Lui-même recevait ses ordres de B______ et de D______. Il les transmettait ensuite à H______, qui les transmettait aux serveurs. Il n'y avait pas de procédure écrite mais chacun avait un contrat de travail qui lui attribuait différentes tâches. C'était surtout D______ qui donnait les instructions. Certains points étaient également discutés avec B______. Lorsque D______ était absent, il laissait des directives et H______ et lui s’occupaient de l'établissement et lui rendaient compte à son retour. Il était joignable même pendant ses vacances.

D______ recevait les CV des chercheurs d'emploi. H______ faisait un premier tri ainsi que les premiers entretiens. Ensuite, il faisait un rapport qui était transmis à D______ et B______, qui se concertaient pour prendre la décision. Ils avaient cinq employés, engagés quasiment depuis le début du « E______ ». Les personnes engagées ces dernières années étaient des barmaids et des serveurs. Il discutait énormément avec H______, et ils faisaient des suggestions à B______ et D______.

La boîte aux lettres était vidée par D______, B______ ou lui-même. Chacun faisait suivre la correspondance à la personne concernée par le courrier. Il n'y avait pas de bureau au « E______ », de sorte que le courrier était conservé à leur domicile ou à la fiduciaire. D______ avait une copie des documents administratifs. S'il avait besoin de certains documents, il les demandait. Ils communiquaient par téléphone ou par WhatsApp, parfois par courriel. Le plus souvent, ils se parlaient en présence directement.

Ces derniers mois, il n’y avait pas eu d'incident majeurs. Il y avait eu des incidents mineurs pour lesquels la police avait été appelée, tels que par exemple lorsque des passants jetaient des bombes à eau sur leurs clients sortis pour fumer. En cas d'incident, lui-même, H______ ou D______ appelaient la police. Il arrivait aussi que l'agence de sécurité le fasse.

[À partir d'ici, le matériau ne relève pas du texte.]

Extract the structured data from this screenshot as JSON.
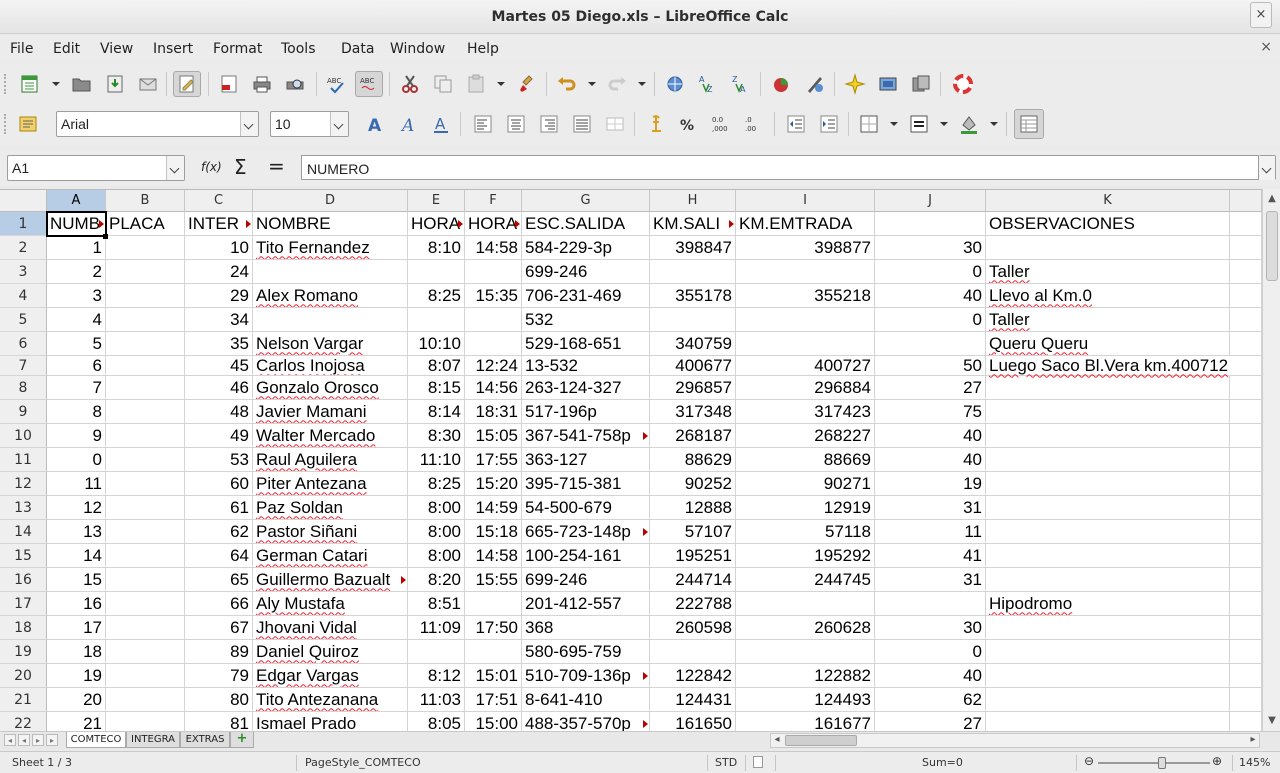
{
  "window": {
    "title": "Martes 05 Diego.xls – LibreOffice Calc",
    "close_glyph": "×"
  },
  "menu": [
    "File",
    "Edit",
    "View",
    "Insert",
    "Format",
    "Tools",
    "Data",
    "Window",
    "Help"
  ],
  "toolbar": {
    "font_name": "Arial",
    "font_size": "10"
  },
  "formula_bar": {
    "name_box": "A1",
    "content": "NUMERO",
    "fx_label": "f(x)",
    "sum_label": "Σ",
    "equals_label": "="
  },
  "columns": [
    "A",
    "B",
    "C",
    "D",
    "E",
    "F",
    "G",
    "H",
    "I",
    "J",
    "K"
  ],
  "column_right_of_k": "",
  "header_row": [
    "NUMB",
    "PLACA",
    "INTER",
    "NOMBRE",
    "HORA",
    "HORA",
    "ESC.SALIDA",
    "KM.SALI",
    "KM.EMTRADA",
    "",
    "OBSERVACIONES"
  ],
  "rows": [
    [
      "1",
      "",
      "10",
      "Tito Fernandez",
      "8:10",
      "14:58",
      "584-229-3p",
      "398847",
      "398877",
      "30",
      ""
    ],
    [
      "2",
      "",
      "24",
      "",
      "",
      "",
      "699-246",
      "",
      "",
      "0",
      "Taller"
    ],
    [
      "3",
      "",
      "29",
      "Alex Romano",
      "8:25",
      "15:35",
      "706-231-469",
      "355178",
      "355218",
      "40",
      "Llevo al Km.0"
    ],
    [
      "4",
      "",
      "34",
      "",
      "",
      "",
      "532",
      "",
      "",
      "0",
      "Taller"
    ],
    [
      "5",
      "",
      "35",
      "Nelson Vargar",
      "10:10",
      "",
      "529-168-651",
      "340759",
      "",
      "",
      "Queru Queru"
    ],
    [
      "6",
      "",
      "45",
      "Carlos Inojosa",
      "8:07",
      "12:24",
      "13-532",
      "400677",
      "400727",
      "50",
      "Luego Saco Bl.Vera km.400712"
    ],
    [
      "7",
      "",
      "46",
      "Gonzalo Orosco",
      "8:15",
      "14:56",
      "263-124-327",
      "296857",
      "296884",
      "27",
      ""
    ],
    [
      "8",
      "",
      "48",
      "Javier Mamani",
      "8:14",
      "18:31",
      "517-196p",
      "317348",
      "317423",
      "75",
      ""
    ],
    [
      "9",
      "",
      "49",
      "Walter Mercado",
      "8:30",
      "15:05",
      "367-541-758p",
      "268187",
      "268227",
      "40",
      ""
    ],
    [
      "0",
      "",
      "53",
      "Raul Aguilera",
      "11:10",
      "17:55",
      "363-127",
      "88629",
      "88669",
      "40",
      ""
    ],
    [
      "11",
      "",
      "60",
      "Piter Antezana",
      "8:25",
      "15:20",
      "395-715-381",
      "90252",
      "90271",
      "19",
      ""
    ],
    [
      "12",
      "",
      "61",
      "Paz Soldan",
      "8:00",
      "14:59",
      "54-500-679",
      "12888",
      "12919",
      "31",
      ""
    ],
    [
      "13",
      "",
      "62",
      "Pastor Siñani",
      "8:00",
      "15:18",
      "665-723-148p",
      "57107",
      "57118",
      "11",
      ""
    ],
    [
      "14",
      "",
      "64",
      "German Catari",
      "8:00",
      "14:58",
      "100-254-161",
      "195251",
      "195292",
      "41",
      ""
    ],
    [
      "15",
      "",
      "65",
      "Guillermo Bazualt",
      "8:20",
      "15:55",
      "699-246",
      "244714",
      "244745",
      "31",
      ""
    ],
    [
      "16",
      "",
      "66",
      "Aly Mustafa",
      "8:51",
      "",
      "201-412-557",
      "222788",
      "",
      "",
      "Hipodromo"
    ],
    [
      "17",
      "",
      "67",
      "Jhovani Vidal",
      "11:09",
      "17:50",
      "368",
      "260598",
      "260628",
      "30",
      ""
    ],
    [
      "18",
      "",
      "89",
      "Daniel Quiroz",
      "",
      "",
      "580-695-759",
      "",
      "",
      "0",
      ""
    ],
    [
      "19",
      "",
      "79",
      "Edgar Vargas",
      "8:12",
      "15:01",
      "510-709-136p",
      "122842",
      "122882",
      "40",
      ""
    ],
    [
      "20",
      "",
      "80",
      "Tito Antezanana",
      "11:03",
      "17:51",
      "8-641-410",
      "124431",
      "124493",
      "62",
      ""
    ],
    [
      "21",
      "",
      "81",
      "Ismael Prado",
      "8:05",
      "15:00",
      "488-357-570p",
      "161650",
      "161677",
      "27",
      ""
    ]
  ],
  "sheets": [
    "COMTECO",
    "INTEGRA",
    "EXTRAS"
  ],
  "status": {
    "sheet": "Sheet 1 / 3",
    "page_style": "PageStyle_COMTECO",
    "mode": "STD",
    "sum": "Sum=0",
    "zoom": "145%"
  },
  "colors": {
    "selection": "#b7cde6",
    "spell_error": "#e23",
    "overflow_arrow": "#b00"
  }
}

Avant la reprise du « E______ », il n'avait aucune expérience dans l'exploitation d'une discothèque. D______ avait expliqué comment faire ; il avait une grande expérience puisqu'il avait déjà exploité le « N______ ».

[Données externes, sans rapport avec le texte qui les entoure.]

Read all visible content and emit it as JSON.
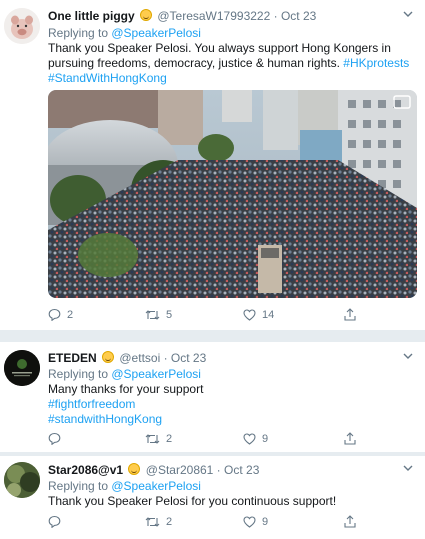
{
  "tweets": [
    {
      "name": "One little piggy",
      "handle": "@TeresaW17993222",
      "date": "Oct 23",
      "replying_label": "Replying to ",
      "replying_handle": "@SpeakerPelosi",
      "text_lines": [
        "Thank you Speaker Pelosi. You always support Hong Kongers in",
        "pursuing freedoms, democracy, justice & human rights."
      ],
      "hashtags": [
        "#HKprotests",
        "#StandWithHongKong"
      ],
      "replies": "2",
      "retweets": "5",
      "likes": "14"
    },
    {
      "name": "ETEDEN",
      "handle": "@ettsoi",
      "date": "Oct 23",
      "replying_label": "Replying to ",
      "replying_handle": "@SpeakerPelosi",
      "text_lines": [
        "Many thanks for your support"
      ],
      "hashtags": [
        "#fightforfreedom",
        "#standwithHongKong"
      ],
      "replies": "",
      "retweets": "2",
      "likes": "9"
    },
    {
      "name": "Star2086@v1",
      "handle": "@Star20861",
      "date": "Oct 23",
      "replying_label": "Replying to ",
      "replying_handle": "@SpeakerPelosi",
      "text_lines": [
        "Thank you Speaker Pelosi for you continuous support!"
      ],
      "hashtags": [],
      "replies": "",
      "retweets": "2",
      "likes": "9"
    }
  ],
  "separator": " · ",
  "icons": {
    "reply": "reply-icon",
    "retweet": "retweet-icon",
    "like": "heart-icon",
    "share": "share-icon",
    "more": "chevron-down-icon",
    "gif": "media-badge-icon"
  },
  "colors": {
    "link": "#1da1f2",
    "meta": "#657786",
    "background": "#e6ecf0"
  }
}
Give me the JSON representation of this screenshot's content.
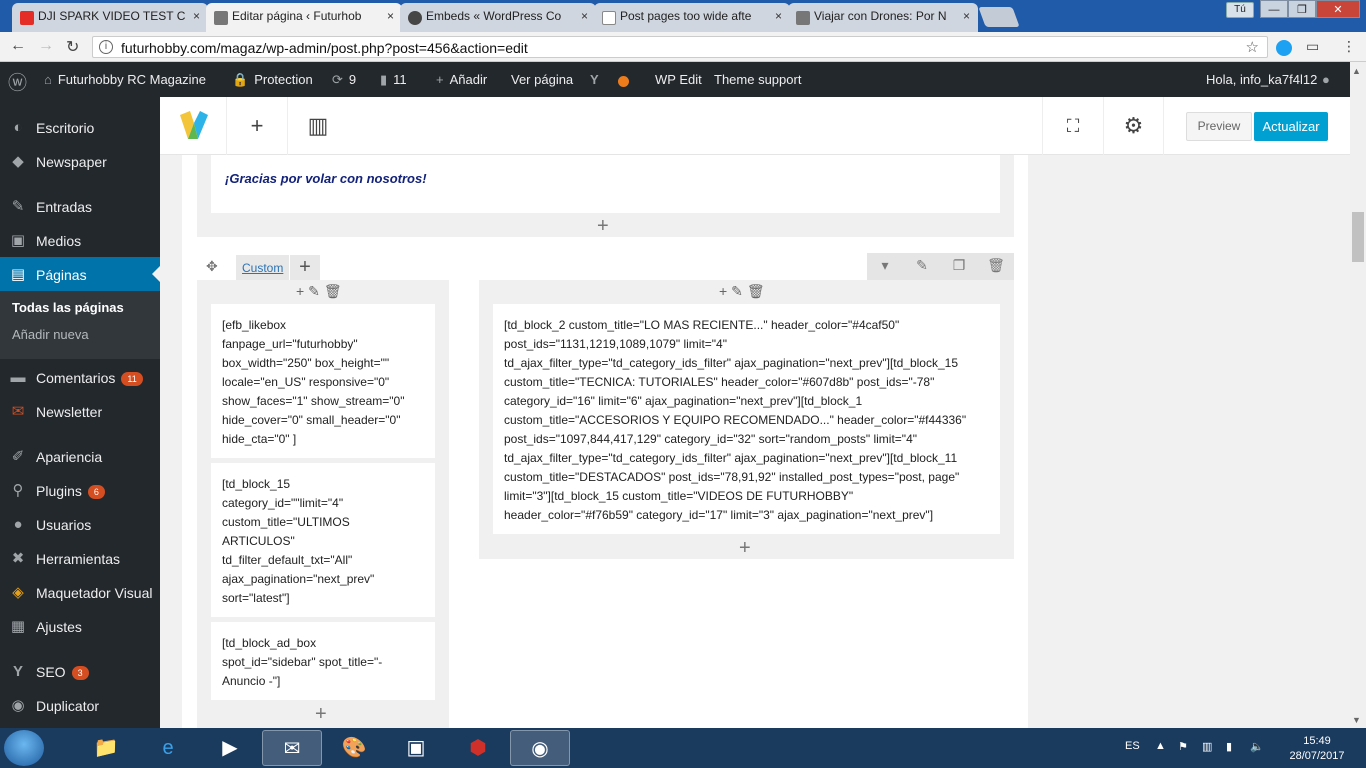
{
  "browser": {
    "tabs": [
      {
        "label": "DJI SPARK VIDEO TEST C",
        "icon": "youtube-icon",
        "color": "#e52d27"
      },
      {
        "label": "Editar página ‹ Futurhob",
        "icon": "camera-icon",
        "color": "#555555"
      },
      {
        "label": "Embeds « WordPress Co",
        "icon": "wordpress-icon",
        "color": "#464646"
      },
      {
        "label": "Post pages too wide afte",
        "icon": "document-icon",
        "color": "#888888"
      },
      {
        "label": "Viajar con Drones: Por N",
        "icon": "camera-icon",
        "color": "#555555"
      }
    ],
    "tab_close": "×",
    "user_button": "Tú",
    "window": {
      "minimize": "—",
      "maximize": "❐",
      "close": "✕"
    },
    "nav": {
      "back": "←",
      "forward": "→",
      "reload": "↻"
    },
    "url": "futurhobby.com/magaz/wp-admin/post.php?post=456&action=edit",
    "info": "i",
    "star": "☆",
    "menu": "⋮"
  },
  "adminbar": {
    "wp_logo": "ⓦ",
    "site": "Futurhobby RC Magazine",
    "protection": "Protection",
    "updates": "9",
    "comments": "11",
    "add": "Añadir",
    "view": "Ver página",
    "wp_edit": "WP Edit",
    "theme_support": "Theme support",
    "greeting": "Hola, info_ka7f4l12"
  },
  "sidebar": {
    "items": [
      {
        "label": "Escritorio",
        "icon": "◐"
      },
      {
        "label": "Newspaper",
        "icon": "◆"
      },
      {
        "label": "Entradas",
        "icon": "✎"
      },
      {
        "label": "Medios",
        "icon": "▣"
      },
      {
        "label": "Páginas",
        "icon": "▤"
      },
      {
        "label": "Comentarios",
        "icon": "▬",
        "badge": "11"
      },
      {
        "label": "Newsletter",
        "icon": "✉"
      },
      {
        "label": "Apariencia",
        "icon": "✐"
      },
      {
        "label": "Plugins",
        "icon": "⚲",
        "badge": "6"
      },
      {
        "label": "Usuarios",
        "icon": "●"
      },
      {
        "label": "Herramientas",
        "icon": "✖"
      },
      {
        "label": "Maquetador Visual",
        "icon": "◈"
      },
      {
        "label": "Ajustes",
        "icon": "▦"
      },
      {
        "label": "SEO",
        "icon": "Y",
        "badge": "3"
      },
      {
        "label": "Duplicator",
        "icon": "◉"
      }
    ],
    "sub": [
      "Todas las páginas",
      "Añadir nueva"
    ]
  },
  "builder": {
    "add": "+",
    "layout": "▥",
    "fullscreen": "⛶",
    "settings": "⚙",
    "preview": "Preview",
    "update": "Actualizar",
    "thanks": "¡Gracias por volar con  nosotros!",
    "row_label": "Custom",
    "row_handle": "✥",
    "col_controls": "+✎🗑",
    "row_controls": {
      "toggle": "▾",
      "edit": "✎",
      "clone": "❐",
      "delete": "🗑"
    },
    "elements": {
      "likebox": "[efb_likebox\nfanpage_url=\"futurhobby\"\nbox_width=\"250\" box_height=\"\"\nlocale=\"en_US\" responsive=\"0\"\nshow_faces=\"1\" show_stream=\"0\"\nhide_cover=\"0\" small_header=\"0\"\nhide_cta=\"0\" ]",
      "block15": "[td_block_15\ncategory_id=\"\"limit=\"4\"\ncustom_title=\"ULTIMOS\nARTICULOS\"\ntd_filter_default_txt=\"All\"\najax_pagination=\"next_prev\"\nsort=\"latest\"]",
      "adbox": "[td_block_ad_box\nspot_id=\"sidebar\" spot_title=\"-\nAnuncio -\"]",
      "main": "[td_block_2 custom_title=\"LO MAS RECIENTE...\" header_color=\"#4caf50\"\npost_ids=\"1131,1219,1089,1079\" limit=\"4\"\ntd_ajax_filter_type=\"td_category_ids_filter\" ajax_pagination=\"next_prev\"][td_block_15\ncustom_title=\"TECNICA: TUTORIALES\" header_color=\"#607d8b\" post_ids=\"-78\"\ncategory_id=\"16\" limit=\"6\" ajax_pagination=\"next_prev\"][td_block_1\ncustom_title=\"ACCESORIOS Y EQUIPO RECOMENDADO...\" header_color=\"#f44336\"\npost_ids=\"1097,844,417,129\" category_id=\"32\" sort=\"random_posts\" limit=\"4\"\ntd_ajax_filter_type=\"td_category_ids_filter\" ajax_pagination=\"next_prev\"][td_block_11\ncustom_title=\"DESTACADOS\" post_ids=\"78,91,92\" installed_post_types=\"post, page\"\nlimit=\"3\"][td_block_15 custom_title=\"VIDEOS DE FUTURHOBBY\"\nheader_color=\"#f76b59\" category_id=\"17\" limit=\"3\" ajax_pagination=\"next_prev\"]"
    }
  },
  "taskbar": {
    "lang": "ES",
    "time": "15:49",
    "date": "28/07/2017"
  },
  "colors": {
    "wp_blue": "#0073aa",
    "update_blue": "#00a0d2",
    "adminbar": "#23282d"
  }
}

Ils étaient quatre (B______, D______, H______ et lui-même) à disposer des clés de la discothèque.

d. Le 18 octobre 2023, O______, directeur de fiduciaire, a été entendu en qualité de témoin, l’ensemble des parties ayant assisté à cette audition.

Il était fiduciaire du « E______ » depuis sa création, sauf erreur en 2015 ou 2014, à savoir déjà avec le précédent exploitant. Il établissait la comptabilité générale, s'occupait du dossier TVA ainsi que de la déclaration fiscale tant de la société que de B______. Il lui arrivait également d'établir les contrats de travail. Dès qu'un nouvel employé était engagé, il établissait le contrat qu’il ne signait toutefois pas. Il ne rencontrait pas les employés au moment de l'embauche. À sa connaissance, l'administratrice les rencontrait et en discutait avec C______ et D______.

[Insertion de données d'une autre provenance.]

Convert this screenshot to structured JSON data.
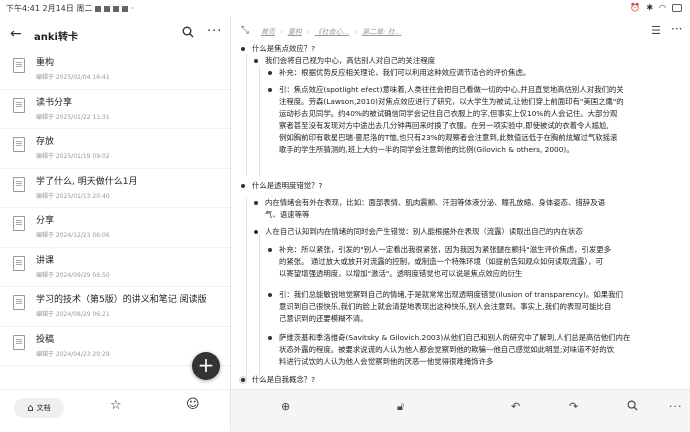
{
  "status": {
    "time": "下午4:41 2月14日 周二",
    "right_icons": [
      "alarm-icon",
      "bluetooth-icon",
      "wifi-icon",
      "battery-icon"
    ]
  },
  "left": {
    "title": "anki转卡",
    "items": [
      {
        "title": "重构",
        "meta": "编辑于 2025/02/04 16:41"
      },
      {
        "title": "读书分享",
        "meta": "编辑于 2025/01/22 11:31"
      },
      {
        "title": "存放",
        "meta": "编辑于 2025/01/19 09:02"
      },
      {
        "title": "学了什么, 明天做什么1月",
        "meta": "编辑于 2025/01/13 20:40"
      },
      {
        "title": "分享",
        "meta": "编辑于 2024/12/23 06:06"
      },
      {
        "title": "讲课",
        "meta": "编辑于 2024/09/29 06:50"
      },
      {
        "title": "学习的技术（第5版）的讲义和笔记 阅读版",
        "meta": "编辑于 2024/08/29 06:21"
      },
      {
        "title": "投稿",
        "meta": "编辑于 2024/04/23 20:29"
      }
    ],
    "nav": {
      "home_label": "文档"
    }
  },
  "right": {
    "breadcrumb": [
      "首页",
      "重构",
      "《社会心...",
      "第二章: 社..."
    ],
    "lines": {
      "h1": "什么是焦点效应？?",
      "b1": "我们会将自己视为中心，高估别人对自己的关注程度",
      "b1a": "补充：根据优势反应相关理论，我们可以利用这种效应调节适合的评价焦虑。",
      "b1b_1": "引：焦点效应(spotlight efect)意味着,人类往往会把自己看做一切的中心,并且直觉地高估别人对我们的关",
      "b1b_2": "注程度。劳森(Lawson,2010)对焦点效应进行了研究，以大学生为被试,让他们穿上前面印有\"美国之鹰\"的",
      "b1b_3": "运动衫去见同学。约40%的被试确信同学会记住自己衣服上的字,但事实上仅10%的人会记住。大部分观",
      "b1b_4": "察者甚至没有发现对方中途出去几分钟再回来时换了衣服。在另一项实验中,即使被试的衣着令人尴尬,",
      "b1b_5": "例如胸前印有歌星巴瑞·曼尼洛的T恤,也只有23%的观察者会注意到,此数值远低于在胸前炫耀过气软摇滚",
      "b1b_6": "歌手的学生所猜测的,班上大约一半的同学会注意到他的比例(Gilovich & others, 2000)。",
      "h2": "什么是透明度错觉？?",
      "b2_1": "内在情绪会有外在表现，比如：面部表情、肌肉震颤、汗泪等体液分泌、瞳孔放缩、身体姿态、措辞及语",
      "b2_2": "气、语速等等",
      "b3": "人在自己认知到内在情绪的同时会产生错觉：别人能根据外在表现（流露）读取出自己的内在状态",
      "b3a_1": "补充：所以紧张，引发的\"别人一定看出我很紧张，因为我因为紧张腿在颤抖\"滋生评价焦虑，引发更多",
      "b3a_2": "的紧张。  通过放大或放开对流露的控制，或制造一个特殊环境（如提前告知观众如何读取流露），可",
      "b3a_3": "以寄望增强透明度，以增加\"激活\"。透明度错觉也可以说是焦点效应的衍生",
      "b3b_1": "引：我们总能敏锐地觉察到自己的情绪,于是就常常出现透明度错觉(ilusion of transparency)。如果我们",
      "b3b_2": "意识到自己很快乐,我们的脸上就会清楚地表现出这种快乐,别人会注意到。事实上,我们的表现可能比自",
      "b3b_3": "己意识到的还要模糊不清。",
      "b3c_1": "萨维茨基和季洛维奇(Savitsky & Gilovich.2003)从他们自己和别人的研究中了解到,人们总是高估他们内在",
      "b3c_2": "状态外露的程度。被要求说谎的人认为他人都会觉察到他的欺骗—他自己感觉如此明显;对味道不好的饮",
      "b3c_3": "料进行试饮的人认为他人会觉察到他的厌恶一他觉得很难掩饰许多",
      "h3": "什么是自我概念？?"
    },
    "toolbar": [
      "add-icon",
      "unlock-icon",
      "undo-icon",
      "redo-icon",
      "search-icon",
      "more-icon"
    ]
  }
}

La majorité des documents de la société était stockée auprès de sa fiduciaire. Il conservait également les archives. Il lui arrivait rarement de se déplacer dans les locaux du « E______ ». Il ne pouvait donc pas se prononcer sur le fonctionnement sur place.

Il avait des contacts réguliers avec l’exploitant, soit une fois par mois environ. C'était déjà avec lui qu’il avait des contacts lors de l’exploitation du « N______ ». D______ était toujours facilement joignable. Il lui semblait qu'il connaissait bien l'établissement. Les échanges avaient lieu soit en présentiel, soit par téléphone, rarement par courriel.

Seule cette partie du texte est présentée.